By raising Jacob Zuma above the law the ANC have broken the social contract on which a parliamentary system depends. The opposition now have a right to rebel. In fact, if they are genuinely committed to the idea of parliament as the primary seat of popular sovereignty, they now have an obligation to rebel, an act, which denies the legitimacy of parliamentary sanction to the ruling party and to sustain their rebellion until the ANC is willing to subordinate itself and its leader to the law.

The idea of the ANC continues to have real resonance for millions of people. And the actually existing ANC, tawdry as it is, holds the support of a coalition of public sector workers, traditional leaders, Stalinists, the religious right and all kinds of people, from the Guptas and Mpisanes down to the ward councillors and their committees, enmeshed in the patronage machine. Nonetheless, the capacity of the ANC to constitute, lead and represent the nation is in rapid decline. The self-organised strike, the road blockade, the land occupation, declining participation in elections and declining support among those who continue to vote, splits in the party, the collapse of the authority that the SACP used to exercise over the unions, the loss of support from intellectuals, the growing expression of youthful dissent in the flows of digital contestation and the new spirit of defiance in parliament are all corroding its ability to conflate itself with the nation. The emergence of a black opposition with its roots in the broader liberation movement on the terrain of elite politics will make it increasingly difficult for the ANC to spin every contestation as a continuation of the old struggle.
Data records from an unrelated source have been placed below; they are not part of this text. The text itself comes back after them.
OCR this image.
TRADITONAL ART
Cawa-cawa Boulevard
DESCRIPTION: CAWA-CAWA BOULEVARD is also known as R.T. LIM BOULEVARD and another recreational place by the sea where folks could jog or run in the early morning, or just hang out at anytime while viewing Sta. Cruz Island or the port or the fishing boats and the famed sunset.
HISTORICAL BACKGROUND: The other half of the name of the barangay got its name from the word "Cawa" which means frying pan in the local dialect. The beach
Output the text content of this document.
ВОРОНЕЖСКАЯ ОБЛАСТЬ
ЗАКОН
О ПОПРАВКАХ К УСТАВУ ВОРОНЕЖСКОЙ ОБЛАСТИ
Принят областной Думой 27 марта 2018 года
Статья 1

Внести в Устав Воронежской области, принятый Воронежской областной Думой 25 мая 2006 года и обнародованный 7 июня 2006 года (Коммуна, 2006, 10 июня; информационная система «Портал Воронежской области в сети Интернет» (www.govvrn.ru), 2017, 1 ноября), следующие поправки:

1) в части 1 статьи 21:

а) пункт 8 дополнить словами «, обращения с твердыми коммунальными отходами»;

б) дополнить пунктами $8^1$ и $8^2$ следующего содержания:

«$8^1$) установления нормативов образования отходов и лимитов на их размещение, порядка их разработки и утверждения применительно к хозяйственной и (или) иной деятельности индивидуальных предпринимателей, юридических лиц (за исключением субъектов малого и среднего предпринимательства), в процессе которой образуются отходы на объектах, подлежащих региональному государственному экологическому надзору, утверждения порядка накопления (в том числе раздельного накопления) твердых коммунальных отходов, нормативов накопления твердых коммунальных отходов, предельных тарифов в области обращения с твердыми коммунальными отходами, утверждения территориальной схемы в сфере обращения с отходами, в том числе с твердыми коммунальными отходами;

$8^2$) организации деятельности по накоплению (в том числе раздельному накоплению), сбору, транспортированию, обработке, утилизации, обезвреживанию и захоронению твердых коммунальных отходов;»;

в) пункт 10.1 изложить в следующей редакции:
As the ANC brings the practices that it has long deployed against people whose equal citizenship is not, in practice, recognised by most elites into the terrain of elite politics there are obvious dangers to society as a whole. In countries like India, Mexico and Bolivia violence in parliament has often marked an arrival at a limit to a shared consensus on the parameters of acceptable discussion. This can produce long political stalemates, authoritarian practices aimed at forcibly containing dissent, as well as, on occasion, the constitution of new political actors within nodes of extra-parliamentary dissent that have been able to shift the centre of political gravity, in and out of parliament, in ways that have enabled more expansive conceptions of the political.

There is no guarantee that the novel alliances emerging in response to the reality that the actually existing ANC has effectively abandoned the idea of liberation as a national project and sought, instead, to constitute itself as an authoritarian and predatory excrescence on society in the name of the nation, will have any success. But if this project, fluid as it is, aims only to expel Zuma from the Presidency and to restore the rule of law and liberal democratic norms to the zones of privilege, it will not take a form that is remotely adequate to the reality that the scenes witnessed on national television on Thursday have been an everyday reality for many South Africans for many years.

The social force willing to take this seriously, and powerful enough to beat back not just the ANC but also a whole range of elite actors equally hostile to the idea of democracy rooted in popular participation, and equally willing to read the struggles of people who are poor and black through the lens of criminality and conspiracy, does not yet exist. Constructing this force, a force rooted in actually existing struggles, is the most urgent political task of the moment.